Seminar

Nanomechanics of membrane fission: lessons from dynamin

Vadim Frolov

Morphological flexibility of cell membranes provides the foundation for the spatial organization of living cells. The signature morphologies of cellular endomembrane systems are created at the nanoscale where specialized proteolipid complexes assemble to control membrane curvature, shape and topology. Our main focus is on fundamental molecular mechanisms of membrane remodeling by such complexes operating at submicron scales, where pathways of membrane deformations are defined by forces applied by individual protein complexes, carefully organized in time and space, and elastic resistance of the lipid bilayer. We apply novel experimental approaches combining nanomanipulations, electrophysiology and time-resolved fluorescence, confocal and TIRF microscopy to characterize mechanical properties and dynamics of biomimetic and cell membranes at the nanoscale, with particular attention to topological membrane remodeling, fusion and fission, dynamics of the force- and geometry-induced demixing of membrane components and diffusion in complex media.
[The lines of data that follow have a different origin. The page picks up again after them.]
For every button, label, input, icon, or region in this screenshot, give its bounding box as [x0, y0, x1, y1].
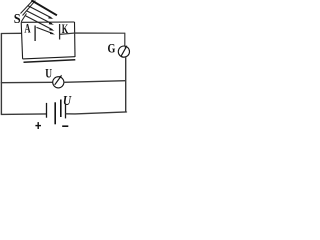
wire bottom-right vertical corner: [125, 112, 127, 113]
svg-text:U: U: [45, 66, 52, 81]
wire top-left horizontal: [1, 32, 22, 34]
light beam ray 3 with arrow: [27, 11, 53, 24]
battery plate 2 long: [54, 102, 56, 124]
light beam ray 5 with arrow: [37, 27, 54, 33]
galvanometer needle: [121, 48, 126, 56]
light beam top ray thick: [31, 0, 57, 15]
wire bottom-left to battery: [1, 113, 47, 116]
svg-text:G: G: [108, 40, 116, 55]
wire battery to bottom-right: [66, 112, 127, 114]
phototube box: [21, 22, 75, 59]
battery plate 3: [60, 100, 62, 118]
light beam left cap: [21, 14, 26, 22]
svg-text:A: A: [24, 20, 31, 35]
light beam upper edge 1: [21, 0, 34, 14]
svg-text:S: S: [14, 12, 21, 27]
galvanometer circle: [118, 46, 129, 57]
label minus: [62, 125, 68, 127]
wire left vertical: [0, 34, 2, 115]
wire middle-left to voltmeter: [1, 81, 53, 83]
wire voltmeter to right: [64, 81, 126, 83]
battery plate 4 long: [65, 105, 67, 119]
label plus: [35, 122, 41, 129]
light beam ray 4 with arrow: [26, 16, 53, 30]
light beam ray 2 with arrow: [28, 6, 52, 18]
voltmeter circle: [53, 77, 64, 88]
svg-text:U: U: [63, 93, 72, 108]
voltmeter needle: [55, 77, 61, 85]
phototube bottom double-stroke: [24, 60, 76, 62]
battery plate 1: [46, 103, 48, 118]
electrode K plate: [59, 24, 61, 40]
wire down to galvanometer: [124, 33, 126, 47]
electrode A plate: [34, 26, 36, 42]
light beam upper edge 2: [23, 1, 36, 16]
wire K to right: [60, 33, 125, 34]
wire below galvanometer: [125, 57, 127, 112]
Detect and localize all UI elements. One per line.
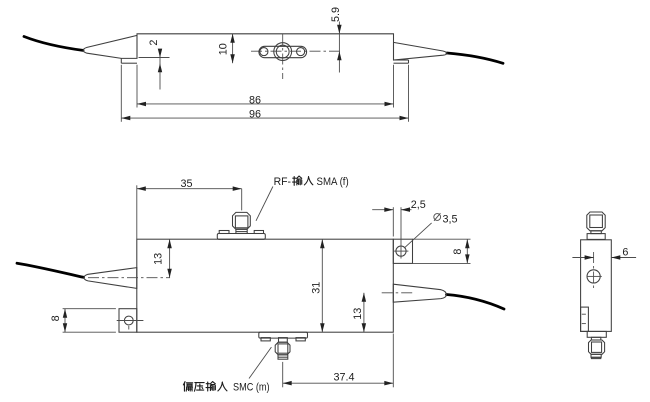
svg-text:35: 35: [180, 178, 192, 190]
svg-text:13: 13: [352, 308, 364, 320]
svg-text:8: 8: [50, 315, 62, 321]
svg-text:SMC (m): SMC (m): [233, 382, 270, 394]
svg-text:6: 6: [622, 246, 628, 258]
svg-text:86: 86: [249, 94, 261, 106]
svg-text:SMA (f): SMA (f): [317, 176, 349, 188]
svg-text:8: 8: [452, 249, 464, 255]
svg-text:13: 13: [152, 253, 164, 265]
svg-text:5.9: 5.9: [330, 7, 342, 22]
svg-text:37.4: 37.4: [333, 372, 354, 384]
svg-text:10: 10: [218, 43, 230, 55]
svg-text:3,5: 3,5: [443, 214, 458, 226]
svg-text:2: 2: [148, 40, 160, 46]
svg-text:31: 31: [311, 282, 323, 294]
svg-text:2,5: 2,5: [411, 199, 426, 211]
svg-text:96: 96: [249, 109, 261, 121]
svg-text:RF-: RF-: [274, 176, 292, 188]
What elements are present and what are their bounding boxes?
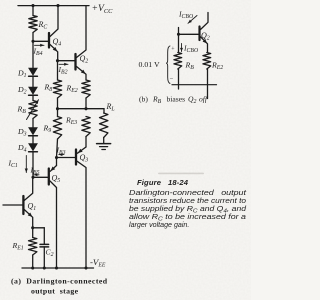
svg-text:(b): (b) bbox=[139, 94, 148, 103]
svg-text:Figure 18-24: Figure 18-24 bbox=[137, 178, 189, 187]
svg-text:(a) Darlington-connected: (a) Darlington-connected bbox=[11, 276, 108, 285]
svg-text:output stage: output stage bbox=[31, 286, 79, 295]
svg-text:+: + bbox=[171, 47, 175, 53]
svg-text:larger voltage gain.: larger voltage gain. bbox=[129, 221, 189, 229]
svg-text:biases: biases bbox=[167, 94, 186, 103]
svg-text:0.01 V: 0.01 V bbox=[139, 60, 160, 69]
svg-text:off: off bbox=[199, 94, 208, 103]
svg-text:−: − bbox=[170, 76, 174, 83]
svg-text:Darlington-connected output: Darlington-connected output bbox=[129, 189, 247, 197]
svg-text:transistors reduce the current: transistors reduce the current to bbox=[129, 197, 246, 205]
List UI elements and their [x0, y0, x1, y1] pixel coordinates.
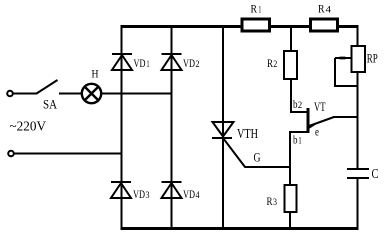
terminal lower AC	[8, 151, 14, 157]
wire left bridge rail	[121, 25, 123, 229]
thyristor VTH	[212, 122, 234, 138]
svg-text:VD: VD	[183, 56, 195, 70]
wire thyristor rail	[222, 25, 224, 229]
diode VD4	[162, 182, 182, 198]
diode VD3	[111, 182, 131, 198]
wire lamp to bridge	[101, 93, 173, 95]
wire right rail lower	[357, 178, 359, 229]
switch SA	[37, 80, 58, 94]
svg-text:R: R	[267, 56, 273, 70]
diode VD2	[162, 54, 182, 70]
svg-text:1: 1	[258, 5, 261, 15]
wire emitter to rail	[333, 116, 359, 118]
wire R2 to b2	[291, 78, 308, 112]
svg-text:VD: VD	[183, 187, 195, 201]
wire right rail middle	[357, 71, 359, 170]
svg-text:VTH: VTH	[237, 127, 258, 142]
diode VD1	[112, 54, 132, 70]
svg-text:R: R	[318, 2, 325, 16]
svg-text:e: e	[315, 125, 319, 139]
svg-text:R: R	[267, 194, 273, 208]
svg-text:1: 1	[147, 59, 150, 69]
wire R2 branch	[290, 25, 292, 52]
svg-text:b: b	[293, 133, 298, 147]
wire bottom bus	[121, 227, 359, 230]
wire lower AC lead	[15, 153, 123, 155]
capacitor C	[347, 169, 369, 178]
svg-text:RP: RP	[367, 51, 378, 66]
resistor R4	[311, 19, 338, 31]
svg-text:3: 3	[146, 190, 150, 200]
svg-text:H: H	[92, 67, 99, 81]
lamp H	[82, 84, 101, 103]
svg-text:~220V: ~220V	[10, 120, 47, 135]
resistor R1	[242, 19, 270, 31]
terminal upper AC	[7, 91, 13, 97]
transistor VT	[308, 108, 334, 133]
svg-text:VD: VD	[134, 56, 146, 70]
wire upper AC lead	[14, 93, 38, 95]
svg-text:C: C	[372, 167, 379, 182]
svg-text:1: 1	[298, 136, 302, 146]
svg-text:3: 3	[273, 197, 277, 207]
svg-text:VD: VD	[133, 187, 145, 201]
wire switch to lamp	[59, 93, 82, 95]
svg-text:R: R	[251, 2, 258, 16]
svg-text:4: 4	[326, 5, 332, 15]
svg-text:VT: VT	[314, 99, 326, 114]
svg-text:2: 2	[298, 100, 302, 110]
resistor R2	[284, 51, 297, 79]
wire RP wiper loop	[335, 58, 359, 86]
wire b1 to R3	[290, 132, 308, 186]
wire right bridge rail	[171, 25, 173, 229]
potentiometer RP	[335, 46, 365, 72]
svg-text:SA: SA	[43, 97, 58, 112]
wire right rail upper	[357, 25, 359, 47]
svg-text:G: G	[254, 150, 261, 165]
wire R3 to bottom bus	[289, 211, 291, 229]
wire gate lead	[223, 138, 291, 167]
svg-text:4: 4	[196, 190, 200, 200]
svg-text:2: 2	[273, 59, 277, 69]
svg-text:2: 2	[196, 59, 200, 69]
wire top bus	[121, 25, 359, 28]
resistor R3	[285, 185, 297, 212]
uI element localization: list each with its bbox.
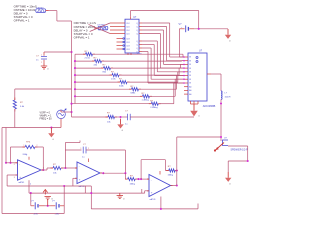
wire battery left down to U2: [178, 29, 180, 57]
wire: [56, 11, 58, 21]
speaker output loop: [228, 145, 248, 147]
op2 power stubs: [88, 159, 90, 163]
battery V+: [30, 193, 32, 206]
ground mid: [120, 119, 122, 125]
ladder row 8 wire: [72, 103, 152, 105]
svg-text:7: 7: [26, 155, 27, 157]
capacitor C3 mid: [127, 114, 129, 120]
wire bus to R2: [15, 88, 72, 90]
capacitor C2 feedback: [64, 150, 66, 168]
resistor R4 ladder: [112, 74, 119, 77]
wire row 8 to U2 pin: [158, 103, 174, 105]
svg-text:10mH: 10mH: [225, 97, 231, 99]
resistor R6: [128, 178, 136, 181]
svg-text:FREQ = 50: FREQ = 50: [40, 117, 53, 120]
op1 power stubs: [28, 157, 30, 160]
ground at input node: [50, 128, 52, 134]
svg-text:ADC0808B: ADC0808B: [203, 105, 216, 108]
resistor R8 ladder: [151, 102, 158, 105]
battery V-: [63, 186, 65, 214]
wire: [72, 116, 109, 118]
wire row 1 to U2 pin: [93, 53, 184, 55]
svg-text:SPEAKER-1/2-P: SPEAKER-1/2-P: [231, 149, 249, 152]
ground under C1: [43, 64, 45, 67]
ladder row 3 wire: [75, 67, 104, 69]
op3 output up to speaker: [171, 185, 177, 187]
wire op2 V- branch: [90, 186, 92, 209]
svg-text:-: -: [79, 165, 80, 169]
junction: [220, 102, 222, 104]
U1 right pins: [139, 22, 142, 24]
ladder row 2 wire: [75, 60, 95, 62]
resistor R3 ladder: [104, 67, 111, 70]
op1 + input to mid rail: [7, 174, 17, 176]
DAC U2 body: [188, 53, 207, 101]
speaker arrow: [216, 143, 225, 151]
op2 + input to rail: [73, 177, 77, 179]
svg-text:uA741: uA741: [150, 198, 157, 201]
analog bus node: [71, 21, 73, 117]
svg-text:1.4Meg: 1.4Meg: [142, 100, 150, 102]
wire diagonal to U1 pin: [89, 24, 111, 33]
op-amp U6 triangle: [149, 175, 171, 197]
svg-text:OPPVAL = 1: OPPVAL = 1: [14, 19, 30, 23]
wire battery to ground: [194, 28, 228, 30]
svg-text:21.5k: 21.5k: [85, 58, 91, 60]
wire to op3 -: [135, 178, 149, 180]
ground stem U2: [193, 104, 195, 111]
op3 + input to rail: [145, 190, 149, 192]
ground 0 top right: [227, 29, 229, 35]
ground speaker: [227, 172, 229, 178]
svg-text:1Meg: 1Meg: [168, 175, 174, 177]
wire left loop: [1, 128, 3, 214]
ladder row 7 wire: [75, 95, 143, 97]
resistor R6 ladder: [132, 88, 139, 91]
wire sine bottom / input node: [2, 127, 61, 129]
svg-text:6: 6: [43, 168, 44, 170]
op1 output: [41, 169, 47, 171]
resistor R8 feedback bridge: [140, 160, 142, 179]
svg-text:-: -: [151, 178, 152, 182]
resistor R7 ladder: [143, 95, 150, 98]
op3 power stubs: [159, 171, 161, 175]
wire: [14, 109, 16, 128]
op1 pin ticks: [16, 162, 18, 164]
ladder row 6 wire: [75, 88, 132, 90]
wire to U2 ground node: [130, 116, 194, 118]
op2 pin ticks: [75, 167, 77, 169]
wire L1 down to speaker: [220, 99, 222, 141]
ladder row 5 wire: [75, 81, 120, 83]
wire row 2 to U2 pin: [102, 60, 182, 62]
op-amp U5 triangle: [77, 162, 100, 184]
ground on rail: [119, 193, 121, 196]
resistor R2 ladder: [95, 60, 102, 63]
small stub net: [65, 142, 80, 144]
ladder row 1 wire: [75, 53, 86, 55]
ground under U2: [190, 111, 198, 117]
svg-text:2: 2: [14, 164, 15, 166]
resistor R1 ladder: [86, 53, 93, 56]
svg-text:1: 1: [41, 55, 42, 57]
wire sine to bus: [61, 111, 72, 113]
resistor R2 vertical: [13, 100, 16, 109]
svg-text:0: 0: [47, 69, 48, 71]
svg-text:2.8Meg: 2.8Meg: [150, 107, 158, 109]
svg-text:4: 4: [30, 184, 31, 186]
bottom rail: [91, 208, 198, 210]
wire to op2 -: [61, 167, 77, 169]
svg-text:2: 2: [41, 62, 42, 64]
svg-text:1: 1: [24, 145, 25, 147]
svg-text:2: 2: [37, 145, 38, 147]
mid supply rail: [7, 185, 91, 187]
power flag: [44, 191, 46, 195]
svg-text:0: 0: [123, 198, 124, 200]
rail connector: [84, 186, 86, 193]
wire row 6 to U2 pin: [139, 88, 177, 90]
U2 bottom pins: [190, 101, 192, 104]
svg-text:OPPVAL = 1: OPPVAL = 1: [74, 35, 90, 39]
wire row 3 to U2 pin: [111, 67, 181, 69]
wire: [57, 20, 72, 22]
U2 left pins: [184, 56, 188, 58]
V+ rail from U1 to battery net: [131, 10, 199, 12]
U2 bubble: [196, 57, 198, 59]
svg-text:1Meg: 1Meg: [130, 184, 136, 186]
ladder row 4 wire: [75, 74, 112, 76]
U2 bubble: [196, 61, 198, 63]
svg-text:1: 1: [81, 148, 82, 150]
wire C1 to bus: [44, 51, 72, 53]
resistor R5: [53, 166, 61, 169]
ground between batteries: [45, 205, 51, 207]
DSTM2 pin stub: [94, 27, 98, 29]
U2 right pin: [207, 73, 211, 75]
lower supply rail: [29, 192, 145, 194]
wire bundle U1 outputs to U2 inputs: [142, 22, 170, 24]
svg-text:3: 3: [14, 177, 15, 179]
svg-text:0: 0: [199, 115, 200, 117]
wire to op1 inverting input: [5, 128, 7, 163]
svg-text:uA741: uA741: [18, 181, 25, 184]
U1 left pins: [110, 22, 125, 24]
wire: [49, 10, 57, 12]
resistor R5 ladder: [120, 81, 127, 84]
U1 bottom pins: [127, 53, 129, 55]
svg-text:2: 2: [88, 148, 89, 150]
counter U1 74393 body: [125, 19, 139, 53]
summing bus node: [74, 54, 76, 103]
inductor L1: [220, 74, 222, 91]
resistor R4 feedback op1: [10, 147, 12, 163]
wire U2 out: [211, 73, 221, 75]
wire diagonal to U1 pin (crossing): [90, 23, 110, 32]
vsin arrow: [64, 109, 67, 112]
op-amp U4 triangle: [18, 160, 42, 180]
resistor R7 mid: [108, 115, 115, 118]
wire row 7 to U2 pin: [150, 95, 176, 97]
svg-text:-: -: [19, 162, 20, 166]
wire row 4 to U2 pin: [119, 74, 179, 76]
op2 output: [100, 172, 103, 174]
wire row 5 to U2 pin: [127, 81, 178, 83]
op3 pin ticks: [147, 178, 149, 180]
We reconstitute the morphological activity of the prototype proteins controlling membrane remodeling, such as dynamin and matrix protein of enveloped viruses, using nanofabricated lipid templates to resolve subtle features of the proteolipid interactions, creation and sensing of membrane curvature by proteins, and dynamics of protein complexes on membrane surfaces. Finally, we carry out theoretical analysis of the proteolipid interactions utilizing phenomenological membrane models and simulations.